In ihrem Bericht «Uyghurs for Sale» schilderte die Journalistin Vicky Xiuzhong Xu letztes Jahr, wie UigurInnen, die vorher in «Berufsbildungszentren» in Xinjiang interniert waren, danach für chinesische Fabriken in anderen Provinzen arbeiten mussten.

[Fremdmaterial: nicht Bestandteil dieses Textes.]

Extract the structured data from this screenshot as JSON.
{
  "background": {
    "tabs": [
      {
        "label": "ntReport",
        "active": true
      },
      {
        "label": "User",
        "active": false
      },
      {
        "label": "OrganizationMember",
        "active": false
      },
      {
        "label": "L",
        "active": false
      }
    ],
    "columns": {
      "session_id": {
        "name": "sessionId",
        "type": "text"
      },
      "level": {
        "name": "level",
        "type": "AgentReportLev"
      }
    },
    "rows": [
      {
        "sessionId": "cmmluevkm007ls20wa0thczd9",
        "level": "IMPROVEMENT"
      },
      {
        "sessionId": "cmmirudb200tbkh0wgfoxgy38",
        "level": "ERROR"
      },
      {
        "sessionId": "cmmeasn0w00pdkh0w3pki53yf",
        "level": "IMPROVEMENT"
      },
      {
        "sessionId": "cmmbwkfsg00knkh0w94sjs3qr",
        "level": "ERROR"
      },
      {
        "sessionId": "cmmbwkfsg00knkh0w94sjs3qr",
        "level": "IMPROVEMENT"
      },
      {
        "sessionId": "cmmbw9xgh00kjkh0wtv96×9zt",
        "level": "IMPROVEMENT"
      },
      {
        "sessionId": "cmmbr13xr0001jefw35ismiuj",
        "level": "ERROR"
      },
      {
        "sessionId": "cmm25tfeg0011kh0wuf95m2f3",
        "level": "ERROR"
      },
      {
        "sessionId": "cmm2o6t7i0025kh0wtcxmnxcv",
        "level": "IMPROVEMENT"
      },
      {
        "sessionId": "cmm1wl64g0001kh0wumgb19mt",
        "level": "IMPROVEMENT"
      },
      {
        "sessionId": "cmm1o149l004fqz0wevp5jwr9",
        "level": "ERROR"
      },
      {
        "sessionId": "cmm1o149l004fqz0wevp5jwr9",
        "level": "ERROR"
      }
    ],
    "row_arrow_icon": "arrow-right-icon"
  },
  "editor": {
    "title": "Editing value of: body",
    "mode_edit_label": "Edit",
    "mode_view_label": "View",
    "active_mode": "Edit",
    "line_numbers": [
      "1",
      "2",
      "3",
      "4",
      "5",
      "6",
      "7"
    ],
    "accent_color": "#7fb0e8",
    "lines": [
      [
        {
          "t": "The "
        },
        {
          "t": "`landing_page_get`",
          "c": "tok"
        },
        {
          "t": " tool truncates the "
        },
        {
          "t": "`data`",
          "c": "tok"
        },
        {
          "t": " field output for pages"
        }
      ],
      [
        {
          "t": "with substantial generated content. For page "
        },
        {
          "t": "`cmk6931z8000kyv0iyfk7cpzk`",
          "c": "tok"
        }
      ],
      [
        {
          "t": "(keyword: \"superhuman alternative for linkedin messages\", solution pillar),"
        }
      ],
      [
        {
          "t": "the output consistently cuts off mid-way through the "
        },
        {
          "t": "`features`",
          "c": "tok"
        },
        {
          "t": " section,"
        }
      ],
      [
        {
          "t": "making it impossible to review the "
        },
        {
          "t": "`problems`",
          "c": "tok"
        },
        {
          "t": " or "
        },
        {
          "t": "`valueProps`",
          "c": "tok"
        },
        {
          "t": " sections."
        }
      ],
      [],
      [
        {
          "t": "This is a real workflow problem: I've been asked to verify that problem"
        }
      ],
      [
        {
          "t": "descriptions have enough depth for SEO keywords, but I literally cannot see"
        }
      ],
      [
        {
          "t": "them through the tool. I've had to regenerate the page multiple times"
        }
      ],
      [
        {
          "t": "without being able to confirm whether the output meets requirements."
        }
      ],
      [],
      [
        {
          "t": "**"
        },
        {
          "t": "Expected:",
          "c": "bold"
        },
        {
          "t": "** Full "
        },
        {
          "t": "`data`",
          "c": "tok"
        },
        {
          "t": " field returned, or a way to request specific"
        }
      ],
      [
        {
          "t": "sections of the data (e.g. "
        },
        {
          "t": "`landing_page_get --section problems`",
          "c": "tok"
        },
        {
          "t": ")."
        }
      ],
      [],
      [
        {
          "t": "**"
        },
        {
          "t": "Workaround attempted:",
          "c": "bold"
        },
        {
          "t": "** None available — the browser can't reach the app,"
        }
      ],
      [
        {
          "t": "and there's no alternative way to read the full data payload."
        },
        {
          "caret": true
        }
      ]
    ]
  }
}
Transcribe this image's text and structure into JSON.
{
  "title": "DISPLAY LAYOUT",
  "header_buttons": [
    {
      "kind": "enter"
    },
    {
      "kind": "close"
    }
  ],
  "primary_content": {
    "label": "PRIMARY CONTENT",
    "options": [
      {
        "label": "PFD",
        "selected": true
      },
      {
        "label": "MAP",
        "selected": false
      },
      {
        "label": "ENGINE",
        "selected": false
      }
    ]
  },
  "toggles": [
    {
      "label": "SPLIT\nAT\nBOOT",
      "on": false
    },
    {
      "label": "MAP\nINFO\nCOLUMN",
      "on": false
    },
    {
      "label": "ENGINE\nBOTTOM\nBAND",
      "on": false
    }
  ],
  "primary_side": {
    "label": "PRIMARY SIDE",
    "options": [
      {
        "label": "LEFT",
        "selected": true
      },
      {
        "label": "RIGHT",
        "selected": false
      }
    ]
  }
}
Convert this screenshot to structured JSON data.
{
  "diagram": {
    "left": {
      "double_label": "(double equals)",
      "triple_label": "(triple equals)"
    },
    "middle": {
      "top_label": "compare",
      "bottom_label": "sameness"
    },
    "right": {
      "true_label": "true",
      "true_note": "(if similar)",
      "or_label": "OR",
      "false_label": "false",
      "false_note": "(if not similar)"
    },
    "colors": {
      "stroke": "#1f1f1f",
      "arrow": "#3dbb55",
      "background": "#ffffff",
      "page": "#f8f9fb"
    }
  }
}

Einige dieser Fabriken sind Teil globaler Lieferketten, auf die etwa die Kleiderfirmen Nike und Adidas oder der Techkonzern Apple zugreifen.
Die Massnahmen der chinesischen Zentralregierung in Xinjiang haben zum Ziel, eine Unterwerfung und Assimilierung der UigurInnen und anderer muslimischer Minderheiten zu erreichen. Dazu gehört auch, dass Kinder von Müttern, die in Fabriken arbeiten müssen, in angeschlossenen Kindertagesstätten «chinesisch» geprägt werden sollen. Sind Elternteile interniert, werden ihre Kinder mitunter vom familiären Umfeld getrennt und in Heimen «chinesisch» erzogen. Uigurische Frauen, deren Ehemann interniert wurde, sollen zudem im Rahmen staatlicher Programme zur Scheidung und zur Heirat mit Han-Chinesen gedrängt worden sein.